06 novembre 2019

3 Questions à Christophe Hébert, président de l'Agores

 « Il ne faut pas aller trop vite »


3 questions à CHRISTOPHE HÉBERT, président de l'Agores, l'Association des professionnels de la restauration publique territoriale, qui a publié en juin dernier un Livre blanc sur les alternatives aux conditionnements en plastique en restauration collective.

La loi Egalim, votée en octobre 2018, impose aux collectivités de plus de 2 000 habitants « l’utilisation de matériaux inertes et durables », avant le 1er janvier 2025, 2028 pour les collectivités moins importantes. À l'Agores, vous avez des retours terrain de vos adhérents, ingénieurs en restauration, cuisiniers. Seront-ils prêts ? Comment font-ils leur choix entre les différentes alternatives : inox, cellulose, verre…

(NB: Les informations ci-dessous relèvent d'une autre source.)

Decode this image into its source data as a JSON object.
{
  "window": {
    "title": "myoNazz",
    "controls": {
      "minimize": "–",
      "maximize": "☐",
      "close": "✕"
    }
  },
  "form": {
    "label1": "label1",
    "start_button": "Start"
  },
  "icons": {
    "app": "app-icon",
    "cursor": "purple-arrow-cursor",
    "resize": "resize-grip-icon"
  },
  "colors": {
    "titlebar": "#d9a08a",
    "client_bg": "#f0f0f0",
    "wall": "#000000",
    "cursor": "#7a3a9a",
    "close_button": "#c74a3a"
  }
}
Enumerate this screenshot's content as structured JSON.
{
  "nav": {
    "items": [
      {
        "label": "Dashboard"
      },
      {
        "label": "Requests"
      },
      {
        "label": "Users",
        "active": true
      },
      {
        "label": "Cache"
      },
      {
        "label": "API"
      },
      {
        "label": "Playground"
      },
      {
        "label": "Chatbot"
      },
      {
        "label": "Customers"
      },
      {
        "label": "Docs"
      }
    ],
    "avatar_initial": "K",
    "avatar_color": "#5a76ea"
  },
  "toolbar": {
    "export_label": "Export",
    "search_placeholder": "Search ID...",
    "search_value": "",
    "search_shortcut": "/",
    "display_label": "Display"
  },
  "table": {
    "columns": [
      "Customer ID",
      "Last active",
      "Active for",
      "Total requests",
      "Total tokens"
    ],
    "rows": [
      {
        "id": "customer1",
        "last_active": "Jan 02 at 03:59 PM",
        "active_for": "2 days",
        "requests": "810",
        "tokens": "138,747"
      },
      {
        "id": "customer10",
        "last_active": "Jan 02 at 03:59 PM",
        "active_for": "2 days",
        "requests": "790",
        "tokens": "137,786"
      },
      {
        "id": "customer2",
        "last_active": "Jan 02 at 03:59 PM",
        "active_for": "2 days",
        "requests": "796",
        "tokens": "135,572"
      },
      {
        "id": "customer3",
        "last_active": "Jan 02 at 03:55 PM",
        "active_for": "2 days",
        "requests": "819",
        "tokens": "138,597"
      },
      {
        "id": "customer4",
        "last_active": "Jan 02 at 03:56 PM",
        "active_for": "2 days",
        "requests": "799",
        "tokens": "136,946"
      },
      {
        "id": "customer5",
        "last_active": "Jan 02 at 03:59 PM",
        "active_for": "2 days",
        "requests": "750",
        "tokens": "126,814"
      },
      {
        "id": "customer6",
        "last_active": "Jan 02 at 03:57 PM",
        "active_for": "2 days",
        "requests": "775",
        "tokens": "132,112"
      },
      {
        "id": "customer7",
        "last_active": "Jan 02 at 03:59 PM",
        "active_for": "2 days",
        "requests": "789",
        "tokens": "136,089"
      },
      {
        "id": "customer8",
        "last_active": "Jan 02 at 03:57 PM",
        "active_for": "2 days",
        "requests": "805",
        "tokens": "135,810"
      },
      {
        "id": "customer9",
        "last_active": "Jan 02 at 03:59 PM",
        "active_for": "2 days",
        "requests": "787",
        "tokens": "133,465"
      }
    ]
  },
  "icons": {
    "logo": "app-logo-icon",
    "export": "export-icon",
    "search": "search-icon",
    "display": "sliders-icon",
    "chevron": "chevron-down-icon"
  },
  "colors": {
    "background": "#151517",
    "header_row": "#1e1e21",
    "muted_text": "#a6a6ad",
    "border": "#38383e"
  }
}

Nos adhérents, qui représentent 3 000 collectivités, sont déjà en ordre de bataille. La suppression de la vaisselle, des brocs d'eau, du petit matériel de service en plastique est déjà engagée et sera effective pour la plupart d'entre eux à la fin de l'année. En revanche, c'est plus difficile pour la substitution des barquettes en plastique dans lesquelles les repas sont conditionnés en cuisine centrale, transportés et réchauffés dans les satellites. Certains sites ont fait le choix de la cellulose ou autre alternative, mais ce sont des solutions que je considère transitoires. L'utilisation de ces nouvelles solutions bute sur des difficultés, notamment celle de l'approvisionnement et de la quantité disponible. Cellulose, inox, verre, nous continuons nos expérimentations et nous travaillons à l'acte II : un guide des substitutions et alternatives au niveau des emballages alimentaires en plastique, programmé pour 2020.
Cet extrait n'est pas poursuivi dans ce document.